Aus dem Schatten einer Singularität

Quelle: Perrypedia

PERRY RHODAN NEO Band 148 – »Schatten über Ambaphal« von Rainer Schorm

Rainer Schorm schildert das Leben der Gurrads mit dem schwarzen Loch und die Abhängigkeit der Autarkie von dem Phänomen auf ungewöhnliche Weise. Sogenannte Ambatare (weibliche Gurrads) sind in der Lage mit Hilfe der Konterdrogen Helmenkit und Pankit mit der Entität zu kommunizieren, die sie Amba nennen. Es scheint sich dabei um eine Wesenheit zu handeln, die sich hinter dem Ereignishorizont vor etwas versteckt. Das Auftauchen von Perry Rhodan und Tuire Sitareh versetzt Amba in Aufregung, so dass es zu gravitativen Störungen kommt, die den Anflug ihres Schiffes stören. Nach einigen Schwierigkeiten gelingt es ihnen zusammen mit Vanjak in die Hauptstadt Cata Amba vorzudringen, wo sie von einer Gruppe Mutama gestellt werden. Auch hier erinnerte mich die Begrüßungsszenen zwischen Vanjak und seiner verflossenen Flamme Serona ein bisschen zu sehr an das Verhalten der Klingonen bei Star Trek, Beißen und Kratzen inklusive. Während Tuire mit den Mutama auf die gut vorbereitete Mission geht, um die Projektoren zu zerstören, begleitet Serona Rhodan zum Gan Choma, damit er seine Frage nach METEORA stellen kann. Beides gelingt, hat aber tiefgreifende Auswirkungen auf das schwarze Loch, bei denen Rhodan nicht sicher sein kann, ob sie für die Terraner positiv oder negativ sind.

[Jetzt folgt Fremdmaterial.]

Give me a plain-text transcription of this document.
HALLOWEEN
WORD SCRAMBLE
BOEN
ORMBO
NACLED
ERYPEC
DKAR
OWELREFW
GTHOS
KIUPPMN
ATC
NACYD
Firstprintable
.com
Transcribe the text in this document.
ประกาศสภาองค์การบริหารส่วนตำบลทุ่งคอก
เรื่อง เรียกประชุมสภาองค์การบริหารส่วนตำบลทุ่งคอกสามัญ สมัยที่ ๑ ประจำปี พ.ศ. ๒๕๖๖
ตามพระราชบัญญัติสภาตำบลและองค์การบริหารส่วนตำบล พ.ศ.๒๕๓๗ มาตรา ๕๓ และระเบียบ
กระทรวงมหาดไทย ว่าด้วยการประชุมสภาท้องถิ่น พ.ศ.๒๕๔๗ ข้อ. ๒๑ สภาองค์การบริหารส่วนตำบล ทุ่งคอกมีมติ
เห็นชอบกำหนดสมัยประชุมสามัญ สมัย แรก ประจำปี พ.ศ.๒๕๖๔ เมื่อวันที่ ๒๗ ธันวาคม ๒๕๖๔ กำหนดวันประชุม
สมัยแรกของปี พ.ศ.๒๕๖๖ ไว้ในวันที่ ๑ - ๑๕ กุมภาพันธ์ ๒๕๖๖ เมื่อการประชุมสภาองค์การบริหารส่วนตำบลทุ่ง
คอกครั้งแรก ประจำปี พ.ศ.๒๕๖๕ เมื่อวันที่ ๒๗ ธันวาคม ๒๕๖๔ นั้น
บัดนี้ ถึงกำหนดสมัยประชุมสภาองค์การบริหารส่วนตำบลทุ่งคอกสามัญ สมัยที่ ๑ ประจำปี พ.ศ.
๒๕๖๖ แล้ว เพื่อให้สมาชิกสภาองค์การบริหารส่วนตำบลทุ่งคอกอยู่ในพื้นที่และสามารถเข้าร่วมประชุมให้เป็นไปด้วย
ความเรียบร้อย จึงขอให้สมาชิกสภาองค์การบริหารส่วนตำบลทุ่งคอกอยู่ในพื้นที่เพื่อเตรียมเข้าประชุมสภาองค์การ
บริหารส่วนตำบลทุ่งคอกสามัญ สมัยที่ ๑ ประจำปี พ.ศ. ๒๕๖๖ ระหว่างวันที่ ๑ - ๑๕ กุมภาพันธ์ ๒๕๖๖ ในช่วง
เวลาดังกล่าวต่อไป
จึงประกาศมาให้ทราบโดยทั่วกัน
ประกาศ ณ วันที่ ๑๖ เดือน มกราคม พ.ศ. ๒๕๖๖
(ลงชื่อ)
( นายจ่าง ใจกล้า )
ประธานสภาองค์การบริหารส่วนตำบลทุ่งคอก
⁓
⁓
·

So nach und nach gelingt es Rainer Schorm mich von seinen Qualitäten als Autor zu begeistern. Der letzte Roman von ihm liegt jetzt fünf Hefte zurück und ich stellte beim Lesen fest, was mir in den letzten fünf Geschichten gefehlt hat – die Technikbeschreibungen. »Schatten über Ambaphal« fühlte sich vom ersten Wort nach Science Fiction an. Seien es die Kapitel in denen es um das schwarze Loch geht oder um den Handlungsstrang, in dem Tuire Sitareh den Plan der Mutama unterstützt, das Netzwerk aus Projektoren auszuschalten, das Suurt abriegelt. Beides ist spannend und vor allem glaubhaft erzählt. Der Autor versucht zumindest sich an bekannten wissenschaftlichen Theorien zu orientieren. Natürlich muss die Singularität um Ambaphal eine Besonderheit sein, denn ich kann mir nicht vorstellen, wie ein Planet einen stabilen Orbit um ein schwarzes Loch halten soll. Selbst ein siebenfacher Schwarzschildradius erscheint mir zu nah. Zumindest müsste es erhebliche Dilatationseffekte geben, da in der Nähe einer Singularität die Zeit bekanntlich langsamer vergeht. Die Idee mit den beiden Drogen, die sich gegenseitig beeinflussen, halte ich immer noch nicht für elegant, aber zumindest bietet sie eine passende Erklärung, warum nur ausgesuchte Gurrads mit Amba kommunizieren können und zeigen die wahre Scheinheiligkeit der Autarkie. Das Auftauchen von Harno hat mich dagegen sehr überrascht und ich musste tatsächlich erst einmal nachlesen, wann die Entität bei NEO aufgetaucht war, nämlich in PR-NEO 15.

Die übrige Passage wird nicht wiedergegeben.